Ireland's banks ultimately had to be rescued in an international bailout costing 64 billion euros (46 billion pounds), which, at almost 40 percent of annual economic output, was the most expensive in the euro zone.
Neary, who was head of financial regulation, said he very deeply regretted that the system failed but that the primary responsibility resided with the banks, as well as the government.
"The introduction of a tougher supervisory regime would have conflicted with government policy to promote its attractiveness as an international financial services location," Neary said in the most anticipated hearing since lawmakers began to question bank executives, regulators and politicians for the first time since the crisis.
"We would have been trying to project Ireland, and this was in line with the stakeholder protocol, that the Authority wanted to be seen as a user-friendly, can-do organisation. It was an uncomfortable situation for the regulator."
Regulation in Ireland before its banks imploded seven years ago was described as "excessively deferential", "timid" and "accommodating" in an official 2010 report by Central Bank Governor Patrick Honohan, who has since overhauled the system.
Quoting previous evidence, the inquiry's chairman put it to Neary that the finger of responsibility directly pointed at his office. Another committee member asked Neary if the regulator had failed the people of Ireland.
Asked if he should have done more to stop banks lending too much money to property developers ahead of a massive real estate crash, Neary said: "I would never see it as the job of the regulator to dictate who banks could lend money to."

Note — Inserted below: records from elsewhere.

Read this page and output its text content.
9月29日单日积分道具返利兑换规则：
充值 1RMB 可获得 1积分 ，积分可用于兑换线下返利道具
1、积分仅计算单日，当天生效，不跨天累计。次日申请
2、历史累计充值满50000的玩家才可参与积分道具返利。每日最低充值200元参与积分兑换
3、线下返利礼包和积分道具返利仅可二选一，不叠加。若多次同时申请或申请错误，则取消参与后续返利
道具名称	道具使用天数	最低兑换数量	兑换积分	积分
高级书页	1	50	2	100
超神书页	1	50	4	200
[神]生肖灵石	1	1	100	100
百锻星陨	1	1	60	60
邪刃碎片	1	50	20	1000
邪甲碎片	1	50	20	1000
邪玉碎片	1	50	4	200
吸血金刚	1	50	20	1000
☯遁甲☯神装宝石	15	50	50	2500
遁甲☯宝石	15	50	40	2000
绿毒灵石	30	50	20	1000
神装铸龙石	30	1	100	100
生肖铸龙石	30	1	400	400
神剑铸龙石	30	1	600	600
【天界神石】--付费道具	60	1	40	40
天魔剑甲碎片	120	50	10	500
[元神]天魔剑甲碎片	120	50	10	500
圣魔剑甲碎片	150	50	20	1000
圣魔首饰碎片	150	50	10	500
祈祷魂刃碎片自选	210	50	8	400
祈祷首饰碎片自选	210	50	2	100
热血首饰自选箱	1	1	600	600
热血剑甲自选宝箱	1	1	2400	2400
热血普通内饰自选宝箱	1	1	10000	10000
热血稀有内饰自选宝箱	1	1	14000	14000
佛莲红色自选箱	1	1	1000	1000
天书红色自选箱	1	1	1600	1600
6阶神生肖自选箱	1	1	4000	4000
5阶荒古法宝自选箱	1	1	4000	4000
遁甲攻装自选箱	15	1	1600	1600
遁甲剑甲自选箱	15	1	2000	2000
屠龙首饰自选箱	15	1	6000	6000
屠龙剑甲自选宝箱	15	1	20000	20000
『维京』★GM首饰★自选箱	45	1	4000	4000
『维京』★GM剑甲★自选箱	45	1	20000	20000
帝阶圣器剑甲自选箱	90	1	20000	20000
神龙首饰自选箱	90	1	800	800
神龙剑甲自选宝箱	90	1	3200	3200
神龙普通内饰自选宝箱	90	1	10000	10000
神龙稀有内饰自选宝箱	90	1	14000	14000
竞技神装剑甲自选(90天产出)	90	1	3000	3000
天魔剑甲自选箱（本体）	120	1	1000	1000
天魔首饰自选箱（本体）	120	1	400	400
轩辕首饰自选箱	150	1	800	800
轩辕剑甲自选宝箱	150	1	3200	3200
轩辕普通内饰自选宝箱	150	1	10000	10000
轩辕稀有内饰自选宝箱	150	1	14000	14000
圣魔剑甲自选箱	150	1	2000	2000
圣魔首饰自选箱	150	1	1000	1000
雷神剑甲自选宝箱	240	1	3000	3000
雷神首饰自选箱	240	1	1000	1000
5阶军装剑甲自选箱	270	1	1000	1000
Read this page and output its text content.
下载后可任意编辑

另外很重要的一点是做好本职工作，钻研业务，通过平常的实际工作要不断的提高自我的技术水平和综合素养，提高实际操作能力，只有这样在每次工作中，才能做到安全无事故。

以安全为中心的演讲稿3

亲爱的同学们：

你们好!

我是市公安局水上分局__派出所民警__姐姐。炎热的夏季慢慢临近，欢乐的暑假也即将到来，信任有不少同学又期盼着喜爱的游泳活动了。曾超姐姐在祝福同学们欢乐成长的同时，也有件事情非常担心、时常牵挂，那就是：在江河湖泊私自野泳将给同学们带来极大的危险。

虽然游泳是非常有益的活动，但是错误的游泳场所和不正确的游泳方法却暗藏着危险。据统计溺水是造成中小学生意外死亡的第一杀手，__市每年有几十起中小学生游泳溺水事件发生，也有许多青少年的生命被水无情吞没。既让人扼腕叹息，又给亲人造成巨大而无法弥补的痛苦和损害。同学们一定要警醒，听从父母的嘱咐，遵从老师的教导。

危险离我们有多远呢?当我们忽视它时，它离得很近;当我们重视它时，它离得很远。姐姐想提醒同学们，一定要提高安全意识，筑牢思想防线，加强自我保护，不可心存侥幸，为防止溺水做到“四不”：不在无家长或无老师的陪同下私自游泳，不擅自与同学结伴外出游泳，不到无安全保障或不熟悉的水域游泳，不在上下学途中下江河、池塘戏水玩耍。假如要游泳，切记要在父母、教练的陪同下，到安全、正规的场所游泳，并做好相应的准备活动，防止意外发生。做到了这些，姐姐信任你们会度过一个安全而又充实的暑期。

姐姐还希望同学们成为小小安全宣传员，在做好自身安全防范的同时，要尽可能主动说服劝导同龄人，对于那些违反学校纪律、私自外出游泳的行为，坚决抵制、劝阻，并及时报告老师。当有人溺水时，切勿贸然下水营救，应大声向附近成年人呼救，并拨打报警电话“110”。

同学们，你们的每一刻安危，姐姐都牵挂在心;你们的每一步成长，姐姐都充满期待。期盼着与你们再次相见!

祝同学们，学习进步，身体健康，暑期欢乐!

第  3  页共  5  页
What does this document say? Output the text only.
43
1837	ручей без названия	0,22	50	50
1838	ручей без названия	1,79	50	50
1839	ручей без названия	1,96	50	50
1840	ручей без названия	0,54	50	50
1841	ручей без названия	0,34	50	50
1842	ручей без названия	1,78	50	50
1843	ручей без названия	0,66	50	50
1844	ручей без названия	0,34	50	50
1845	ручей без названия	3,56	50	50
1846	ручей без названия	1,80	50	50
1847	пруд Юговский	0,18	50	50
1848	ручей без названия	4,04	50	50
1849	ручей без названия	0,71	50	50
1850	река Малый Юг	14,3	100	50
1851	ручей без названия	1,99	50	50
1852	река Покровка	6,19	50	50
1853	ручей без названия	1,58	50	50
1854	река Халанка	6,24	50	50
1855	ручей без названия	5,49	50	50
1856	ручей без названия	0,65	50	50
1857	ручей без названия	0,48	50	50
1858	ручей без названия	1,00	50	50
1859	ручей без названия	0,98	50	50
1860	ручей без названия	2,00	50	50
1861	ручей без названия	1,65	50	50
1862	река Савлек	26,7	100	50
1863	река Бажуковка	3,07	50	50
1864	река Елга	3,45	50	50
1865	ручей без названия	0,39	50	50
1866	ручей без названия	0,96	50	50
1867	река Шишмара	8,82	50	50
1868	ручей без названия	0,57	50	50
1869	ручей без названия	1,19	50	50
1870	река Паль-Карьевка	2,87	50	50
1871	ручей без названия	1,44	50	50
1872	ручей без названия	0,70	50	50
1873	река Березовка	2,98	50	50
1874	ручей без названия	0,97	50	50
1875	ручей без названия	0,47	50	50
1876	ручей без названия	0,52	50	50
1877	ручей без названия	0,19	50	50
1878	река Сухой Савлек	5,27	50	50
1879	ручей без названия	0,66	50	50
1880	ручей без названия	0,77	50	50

The head of the central bank at the time, John Hurley, told the inquiry last week that Neary, not he, was responsible for monitoring the banks.
Neary responded that the regulator relied on the central bank to assess the overall health of the financial system and had their predictions on the Irish economy held, there would have been no bailout.
Another central bank official said on Wednesday that with two three-person teams supervising Ireland's four main banks, comparing the task they faced to a battle of "David and Goliath" was an understatement.
"There is little doubt that staff were stretched very thinly," Neary said, adding that they did not have the skills necessary for intrusive supervision and that he had sought to hire more staff but struggled to attract them.
Neary is best remembered for a 2008 television interview when he said Ireland's banks were so well capitalised they could absorb any impairments.